Drake: you can use it now - lkrubner
http://blog.factual.com/drake-1-0-1-you-can-use-it-now

======
lkrubner
I love this bit about the humility within the Clojure community:

\------------------

Well, I was bragging to Alan about a Drake release, which I was calling 0.2.0.
Alan rolled his eyes. He was like, “Considering the conventions put forth by
Semantic Versioning, and considering that Drake has been in production at this
company as well as other companies for years now, why not call it version 1
already?” I pushed back a bit, by surveying two existing open source Clojure
projects I know of:

Aleph, Zach Tellman’s notorious asynchronous library for Clojure, is currently
versioned 0.4.x. Keep in mind it’s been in production at Factual and other
serious minded shops for years now. I asked Zach when he plans to cut a 1.0.0
and his reply started, “Each minor release has been effectively a ground-up
rewrite…”.

Riemann, Kyle Kingsbury’s network event stream processing system written in
Clojure, also enjoys prime time adoption in various production environments.
And yet it’s versioned 0.2.x. I asked Kyle if he plans to cut a 1.0.0:

Kyle: Naw, I don’t think it’s 1.0 material yet. :-)

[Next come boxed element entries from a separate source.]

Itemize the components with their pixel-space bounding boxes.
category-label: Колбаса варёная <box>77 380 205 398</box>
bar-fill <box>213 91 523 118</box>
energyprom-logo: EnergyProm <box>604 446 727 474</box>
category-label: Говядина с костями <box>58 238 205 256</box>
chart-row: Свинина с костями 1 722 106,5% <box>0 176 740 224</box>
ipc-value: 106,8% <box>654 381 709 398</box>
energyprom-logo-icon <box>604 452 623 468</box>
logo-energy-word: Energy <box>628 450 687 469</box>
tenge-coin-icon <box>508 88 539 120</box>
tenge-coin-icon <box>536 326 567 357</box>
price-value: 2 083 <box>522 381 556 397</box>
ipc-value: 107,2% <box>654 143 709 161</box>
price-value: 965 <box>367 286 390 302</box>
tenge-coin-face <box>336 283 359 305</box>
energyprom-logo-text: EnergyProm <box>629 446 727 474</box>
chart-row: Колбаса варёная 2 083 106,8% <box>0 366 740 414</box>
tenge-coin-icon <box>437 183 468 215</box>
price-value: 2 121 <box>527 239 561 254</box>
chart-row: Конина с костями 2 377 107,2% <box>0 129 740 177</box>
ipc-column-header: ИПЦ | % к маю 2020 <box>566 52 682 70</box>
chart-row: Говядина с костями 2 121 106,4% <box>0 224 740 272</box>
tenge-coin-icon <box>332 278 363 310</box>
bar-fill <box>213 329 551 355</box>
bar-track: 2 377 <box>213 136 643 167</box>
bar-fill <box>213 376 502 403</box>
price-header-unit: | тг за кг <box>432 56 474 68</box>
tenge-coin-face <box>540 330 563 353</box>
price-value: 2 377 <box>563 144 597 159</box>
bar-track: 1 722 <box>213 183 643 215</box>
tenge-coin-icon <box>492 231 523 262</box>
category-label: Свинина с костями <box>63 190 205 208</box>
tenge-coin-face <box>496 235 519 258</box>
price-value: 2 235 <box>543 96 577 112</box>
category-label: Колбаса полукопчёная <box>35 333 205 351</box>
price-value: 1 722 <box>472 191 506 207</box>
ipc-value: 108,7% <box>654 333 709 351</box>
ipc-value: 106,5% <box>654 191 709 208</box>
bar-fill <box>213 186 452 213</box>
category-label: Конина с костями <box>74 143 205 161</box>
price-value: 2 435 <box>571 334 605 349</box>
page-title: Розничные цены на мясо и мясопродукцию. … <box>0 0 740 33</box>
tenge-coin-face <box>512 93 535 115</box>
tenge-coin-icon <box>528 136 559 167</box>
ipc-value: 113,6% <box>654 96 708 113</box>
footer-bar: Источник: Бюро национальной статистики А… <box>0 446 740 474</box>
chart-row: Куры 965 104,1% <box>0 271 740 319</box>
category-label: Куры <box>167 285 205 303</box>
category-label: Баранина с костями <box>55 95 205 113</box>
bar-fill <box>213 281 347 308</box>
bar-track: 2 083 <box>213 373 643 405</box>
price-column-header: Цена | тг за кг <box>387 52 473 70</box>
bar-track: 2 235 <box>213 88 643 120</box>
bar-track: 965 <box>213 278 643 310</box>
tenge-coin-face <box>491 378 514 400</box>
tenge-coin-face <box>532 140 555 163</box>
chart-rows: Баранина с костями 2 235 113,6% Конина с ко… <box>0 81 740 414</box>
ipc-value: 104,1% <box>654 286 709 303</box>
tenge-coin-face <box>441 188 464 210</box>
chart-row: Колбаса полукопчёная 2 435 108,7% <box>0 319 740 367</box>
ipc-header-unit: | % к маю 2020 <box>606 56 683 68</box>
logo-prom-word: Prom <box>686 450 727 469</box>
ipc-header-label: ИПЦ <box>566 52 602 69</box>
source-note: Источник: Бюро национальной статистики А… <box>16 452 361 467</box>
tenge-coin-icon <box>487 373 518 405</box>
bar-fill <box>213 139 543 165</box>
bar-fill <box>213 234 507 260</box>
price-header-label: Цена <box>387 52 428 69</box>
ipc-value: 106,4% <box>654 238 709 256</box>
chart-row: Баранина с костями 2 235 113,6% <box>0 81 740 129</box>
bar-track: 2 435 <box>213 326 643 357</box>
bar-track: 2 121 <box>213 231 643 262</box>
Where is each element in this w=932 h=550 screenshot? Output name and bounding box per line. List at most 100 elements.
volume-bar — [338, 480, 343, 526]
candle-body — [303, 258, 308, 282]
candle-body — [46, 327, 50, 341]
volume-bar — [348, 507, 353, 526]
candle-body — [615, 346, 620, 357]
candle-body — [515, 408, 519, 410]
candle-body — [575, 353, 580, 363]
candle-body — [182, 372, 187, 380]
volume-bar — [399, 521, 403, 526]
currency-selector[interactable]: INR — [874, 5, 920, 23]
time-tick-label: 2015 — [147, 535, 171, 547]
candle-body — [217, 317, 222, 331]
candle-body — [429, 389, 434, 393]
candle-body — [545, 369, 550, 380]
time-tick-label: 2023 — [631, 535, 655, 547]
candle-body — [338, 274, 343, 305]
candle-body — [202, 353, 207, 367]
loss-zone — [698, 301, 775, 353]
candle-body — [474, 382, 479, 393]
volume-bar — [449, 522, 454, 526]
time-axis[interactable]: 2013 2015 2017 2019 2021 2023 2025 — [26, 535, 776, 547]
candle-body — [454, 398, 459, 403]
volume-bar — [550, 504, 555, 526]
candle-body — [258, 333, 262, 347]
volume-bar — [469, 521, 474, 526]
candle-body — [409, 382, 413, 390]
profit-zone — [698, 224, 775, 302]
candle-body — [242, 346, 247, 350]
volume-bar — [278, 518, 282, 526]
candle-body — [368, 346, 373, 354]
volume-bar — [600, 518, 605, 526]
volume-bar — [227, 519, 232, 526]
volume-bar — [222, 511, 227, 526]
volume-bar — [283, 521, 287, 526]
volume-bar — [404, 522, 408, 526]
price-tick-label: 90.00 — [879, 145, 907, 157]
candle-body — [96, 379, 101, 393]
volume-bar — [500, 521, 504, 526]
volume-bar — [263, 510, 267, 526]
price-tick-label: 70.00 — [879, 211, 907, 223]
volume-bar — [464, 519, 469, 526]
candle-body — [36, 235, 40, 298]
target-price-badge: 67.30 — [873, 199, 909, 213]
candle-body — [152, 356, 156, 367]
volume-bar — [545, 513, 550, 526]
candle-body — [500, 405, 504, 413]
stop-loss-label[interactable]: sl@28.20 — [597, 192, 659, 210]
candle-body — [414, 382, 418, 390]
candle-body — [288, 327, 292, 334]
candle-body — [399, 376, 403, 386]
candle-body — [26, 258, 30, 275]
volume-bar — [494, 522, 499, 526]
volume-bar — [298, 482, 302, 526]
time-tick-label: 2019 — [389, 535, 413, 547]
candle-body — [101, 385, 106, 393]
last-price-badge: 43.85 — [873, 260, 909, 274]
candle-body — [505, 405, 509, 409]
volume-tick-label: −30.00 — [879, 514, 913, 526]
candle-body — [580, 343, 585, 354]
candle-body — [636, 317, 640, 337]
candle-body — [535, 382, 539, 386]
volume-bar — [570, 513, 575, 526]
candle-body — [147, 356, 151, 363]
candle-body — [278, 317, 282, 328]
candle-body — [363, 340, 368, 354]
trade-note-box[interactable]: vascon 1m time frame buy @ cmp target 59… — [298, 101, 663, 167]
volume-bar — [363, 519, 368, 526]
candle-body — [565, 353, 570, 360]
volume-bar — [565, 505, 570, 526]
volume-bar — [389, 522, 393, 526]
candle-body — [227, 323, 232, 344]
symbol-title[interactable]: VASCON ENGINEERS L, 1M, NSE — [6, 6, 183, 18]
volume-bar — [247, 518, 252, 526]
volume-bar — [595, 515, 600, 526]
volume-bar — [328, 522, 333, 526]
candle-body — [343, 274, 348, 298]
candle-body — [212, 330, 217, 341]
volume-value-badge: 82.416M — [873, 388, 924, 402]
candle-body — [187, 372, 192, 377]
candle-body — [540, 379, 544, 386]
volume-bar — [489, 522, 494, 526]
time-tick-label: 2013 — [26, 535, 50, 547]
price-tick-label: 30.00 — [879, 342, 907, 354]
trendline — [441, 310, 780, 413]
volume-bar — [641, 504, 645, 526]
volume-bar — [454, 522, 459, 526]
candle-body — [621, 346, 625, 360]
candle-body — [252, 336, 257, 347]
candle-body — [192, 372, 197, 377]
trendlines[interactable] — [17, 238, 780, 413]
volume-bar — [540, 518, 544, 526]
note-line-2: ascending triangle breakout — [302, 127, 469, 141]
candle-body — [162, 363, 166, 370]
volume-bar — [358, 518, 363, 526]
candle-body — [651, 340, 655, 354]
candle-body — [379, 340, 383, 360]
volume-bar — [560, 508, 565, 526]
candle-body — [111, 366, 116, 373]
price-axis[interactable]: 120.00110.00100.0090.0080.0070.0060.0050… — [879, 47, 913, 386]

me: What would it take to justify a 1.0 ??

Kyle: API stability, a bunch of protocol enhancements, dropping a bunch of
deprecated stuff, performance stuff, bunch of bugfixes, disk persistence,
maybe determinism & a better stream compiler…

me: when will the madness end !?

Kyle: Probably never? Or, like, we could say that a tool may be sufficiently
stable for a job while not being finished yet. :-/